Image: CC BY-SA 3.0, Credit: josefstuefer


Spotting a “Road Work Ahead” sign is enough to make any driver groan or nervously clutch her steering wheel. These warnings are meant to ensure people’s safety, yet they often also come with a myriad of traffic problems: congestion, noise, car wrecks, etc. In cities especially, orange cones are littered everywhere, causing copious delays and all for the sake of further “improvement” projects.

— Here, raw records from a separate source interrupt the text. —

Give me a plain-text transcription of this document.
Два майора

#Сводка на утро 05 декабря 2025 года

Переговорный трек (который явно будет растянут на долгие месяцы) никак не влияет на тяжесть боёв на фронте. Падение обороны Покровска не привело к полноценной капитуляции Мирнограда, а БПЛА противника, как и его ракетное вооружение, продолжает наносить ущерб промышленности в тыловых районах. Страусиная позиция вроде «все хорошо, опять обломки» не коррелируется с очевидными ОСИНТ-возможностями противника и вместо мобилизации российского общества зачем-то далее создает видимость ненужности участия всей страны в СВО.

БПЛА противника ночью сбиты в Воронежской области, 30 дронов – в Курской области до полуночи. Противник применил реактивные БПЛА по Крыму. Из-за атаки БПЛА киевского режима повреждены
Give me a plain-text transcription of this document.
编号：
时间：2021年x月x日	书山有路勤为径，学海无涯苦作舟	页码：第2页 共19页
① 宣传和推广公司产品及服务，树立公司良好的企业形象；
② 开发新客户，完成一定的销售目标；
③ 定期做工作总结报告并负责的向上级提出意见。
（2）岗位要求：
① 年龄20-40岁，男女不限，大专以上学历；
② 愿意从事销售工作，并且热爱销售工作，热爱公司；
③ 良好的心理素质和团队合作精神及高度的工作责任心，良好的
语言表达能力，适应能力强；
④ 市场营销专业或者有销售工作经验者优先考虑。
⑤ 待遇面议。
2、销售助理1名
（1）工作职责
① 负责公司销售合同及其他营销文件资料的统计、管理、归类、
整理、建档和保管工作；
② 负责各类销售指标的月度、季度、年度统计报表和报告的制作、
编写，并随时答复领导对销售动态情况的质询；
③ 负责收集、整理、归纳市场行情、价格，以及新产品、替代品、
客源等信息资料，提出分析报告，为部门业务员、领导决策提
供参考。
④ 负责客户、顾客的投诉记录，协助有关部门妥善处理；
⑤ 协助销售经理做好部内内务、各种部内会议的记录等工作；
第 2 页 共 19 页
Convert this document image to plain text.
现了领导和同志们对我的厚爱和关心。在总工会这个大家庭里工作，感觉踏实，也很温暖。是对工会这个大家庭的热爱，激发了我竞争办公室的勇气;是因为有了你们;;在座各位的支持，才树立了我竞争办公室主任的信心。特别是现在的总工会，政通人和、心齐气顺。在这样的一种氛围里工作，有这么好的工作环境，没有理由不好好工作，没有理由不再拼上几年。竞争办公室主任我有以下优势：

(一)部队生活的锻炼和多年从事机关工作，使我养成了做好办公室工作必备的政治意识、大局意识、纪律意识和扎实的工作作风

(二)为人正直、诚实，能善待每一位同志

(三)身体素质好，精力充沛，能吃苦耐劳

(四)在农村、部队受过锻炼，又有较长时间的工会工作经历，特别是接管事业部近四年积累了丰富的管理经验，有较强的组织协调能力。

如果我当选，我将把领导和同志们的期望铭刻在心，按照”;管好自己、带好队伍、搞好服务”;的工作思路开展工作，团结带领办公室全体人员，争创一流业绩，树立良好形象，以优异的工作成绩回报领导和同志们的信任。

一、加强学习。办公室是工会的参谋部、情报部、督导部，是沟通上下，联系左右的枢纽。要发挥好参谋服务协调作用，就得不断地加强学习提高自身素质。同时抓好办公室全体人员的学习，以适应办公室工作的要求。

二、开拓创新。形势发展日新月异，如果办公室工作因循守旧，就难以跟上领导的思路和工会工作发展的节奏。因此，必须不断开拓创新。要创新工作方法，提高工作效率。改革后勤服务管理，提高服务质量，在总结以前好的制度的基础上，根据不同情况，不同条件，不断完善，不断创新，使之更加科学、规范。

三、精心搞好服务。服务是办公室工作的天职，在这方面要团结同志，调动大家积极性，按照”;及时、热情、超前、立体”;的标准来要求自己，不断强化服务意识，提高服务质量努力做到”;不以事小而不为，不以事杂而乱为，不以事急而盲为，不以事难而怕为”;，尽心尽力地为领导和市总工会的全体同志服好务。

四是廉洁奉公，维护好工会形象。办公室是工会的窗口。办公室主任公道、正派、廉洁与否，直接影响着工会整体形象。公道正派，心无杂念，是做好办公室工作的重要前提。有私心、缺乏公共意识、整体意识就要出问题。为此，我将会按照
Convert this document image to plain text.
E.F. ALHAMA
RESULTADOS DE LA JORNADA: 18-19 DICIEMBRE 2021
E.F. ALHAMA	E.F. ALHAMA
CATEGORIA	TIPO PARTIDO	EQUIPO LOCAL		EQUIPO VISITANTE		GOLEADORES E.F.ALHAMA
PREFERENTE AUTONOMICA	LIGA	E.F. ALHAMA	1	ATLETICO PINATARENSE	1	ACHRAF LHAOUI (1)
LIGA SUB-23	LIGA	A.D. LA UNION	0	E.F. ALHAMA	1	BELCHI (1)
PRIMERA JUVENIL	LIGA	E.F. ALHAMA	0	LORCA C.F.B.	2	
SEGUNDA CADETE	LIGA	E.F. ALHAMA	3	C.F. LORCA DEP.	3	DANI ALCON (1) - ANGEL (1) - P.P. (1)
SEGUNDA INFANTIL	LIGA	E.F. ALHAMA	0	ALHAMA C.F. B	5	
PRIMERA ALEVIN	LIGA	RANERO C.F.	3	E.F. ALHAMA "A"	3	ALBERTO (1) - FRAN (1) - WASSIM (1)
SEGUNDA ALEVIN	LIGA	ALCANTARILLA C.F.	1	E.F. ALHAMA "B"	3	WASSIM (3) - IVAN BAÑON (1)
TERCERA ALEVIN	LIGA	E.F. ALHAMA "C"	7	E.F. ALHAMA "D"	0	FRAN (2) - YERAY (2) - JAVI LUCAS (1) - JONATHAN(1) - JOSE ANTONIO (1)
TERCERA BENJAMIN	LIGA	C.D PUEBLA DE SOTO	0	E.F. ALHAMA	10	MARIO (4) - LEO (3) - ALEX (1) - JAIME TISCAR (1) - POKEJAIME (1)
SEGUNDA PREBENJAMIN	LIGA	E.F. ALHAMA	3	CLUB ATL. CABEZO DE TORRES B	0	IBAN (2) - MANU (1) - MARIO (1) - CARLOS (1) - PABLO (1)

While infrastructure repair is an ongoing necessity, these endless construction headaches are symptomatic of something deeper: A fruitless scramble to accommodate our growing numbers. More people means more cement. More cement means more traffic, more pollution, and higher demands on our resources. We build out and up with total disregard for the impact on our quality of life, the survival of wildlife, and the sustainability of our water resources.

Cities throughout the USA are strangled with construction because city managers are encouraged by their councils to welcome developers into their neighborhoods. They still believe in the antiquated narrative that growth equals progress, but the truth is the complete opposite. More and more people fuel the now common vistas of sky cranes and bulldozers that are an integral part of city growth in the USA.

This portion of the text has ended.